Salvatore Nicotra est un pragmatique et donc un bon stratège. Depuis sa prise de fonction à la tête du FN-NF, il y a plus d'un an, il a tout fait pour éviter les erreurs commises jadis par Daniel Féret. Des erreurs qui firent implosées à deux reprises le Front, en 1995 et en 2007. Chez lui, il n'y aura pas de place pour les éléments nuisibles au développement consolidé du parti, ni pour les transfuges opportunistes de l'autre clan frontiste ni pour ses « nazebroques » (sic) constitués des « exclus du Front national pour nazisteries » (resic), comme Patrick Cocriamont ou Michel Delacroix, par exemple.

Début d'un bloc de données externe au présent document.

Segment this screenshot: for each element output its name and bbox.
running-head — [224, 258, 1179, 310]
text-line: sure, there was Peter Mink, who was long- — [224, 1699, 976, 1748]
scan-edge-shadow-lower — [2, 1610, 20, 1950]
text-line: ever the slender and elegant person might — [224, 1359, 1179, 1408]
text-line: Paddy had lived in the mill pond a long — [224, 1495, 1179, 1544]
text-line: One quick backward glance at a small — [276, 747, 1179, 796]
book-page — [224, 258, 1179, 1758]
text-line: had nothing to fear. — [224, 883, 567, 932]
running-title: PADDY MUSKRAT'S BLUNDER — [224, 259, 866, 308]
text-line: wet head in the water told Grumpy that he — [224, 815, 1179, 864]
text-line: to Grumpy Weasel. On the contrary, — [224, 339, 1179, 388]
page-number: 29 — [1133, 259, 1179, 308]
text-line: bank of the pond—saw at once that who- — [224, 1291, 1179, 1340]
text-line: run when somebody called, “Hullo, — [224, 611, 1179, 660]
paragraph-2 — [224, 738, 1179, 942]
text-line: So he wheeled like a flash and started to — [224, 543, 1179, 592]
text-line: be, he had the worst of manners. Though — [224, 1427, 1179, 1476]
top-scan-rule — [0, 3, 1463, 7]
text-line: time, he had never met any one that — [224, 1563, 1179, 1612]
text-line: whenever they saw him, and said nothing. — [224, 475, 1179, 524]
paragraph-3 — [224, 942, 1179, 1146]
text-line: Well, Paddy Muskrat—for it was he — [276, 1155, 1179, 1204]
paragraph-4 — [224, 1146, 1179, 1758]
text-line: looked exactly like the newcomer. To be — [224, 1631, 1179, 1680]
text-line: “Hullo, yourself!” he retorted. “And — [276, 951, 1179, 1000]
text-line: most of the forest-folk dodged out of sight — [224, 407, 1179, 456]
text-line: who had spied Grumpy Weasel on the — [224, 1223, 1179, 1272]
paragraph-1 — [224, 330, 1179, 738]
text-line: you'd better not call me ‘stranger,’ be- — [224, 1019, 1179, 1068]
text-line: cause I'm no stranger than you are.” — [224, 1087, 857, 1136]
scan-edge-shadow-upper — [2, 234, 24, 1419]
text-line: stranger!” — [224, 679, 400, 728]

DOC. EXCLUSIF - L'officiel carton d'invitation de la fête du 25e anniversaire du Front national belge. Celle-ci aura lieu chez Salvatore Nicotra, conseiller communal et de l'action sociale frontiste à Fleurus et président de l'asbl fondatrice du FN en Belgique - Doc. RésistanceS




AVEC MARINE, LE RETOUR DU FN EN 2012 ?

Dans la perspective de dédiaboliser sa formation politique, en juin dernier, juste après les élections législatives anticipées, Salvatore Nicotra avait déjà commencer à donner « un coup de balai ». Il demanda à un des membres de la direction de son asbl, Georges Demoulin, de quitter celle-ci illico presto. Cet administrateur frontiste en question était alors déjà connu comme étant un négationniste acharné et un obsédé de la présence massive des Juifs dans la société, y compris au sein du FN ! (voir à son sujet notre article « Un (ancien) dirigeant du Front national publie un livre négationniste »).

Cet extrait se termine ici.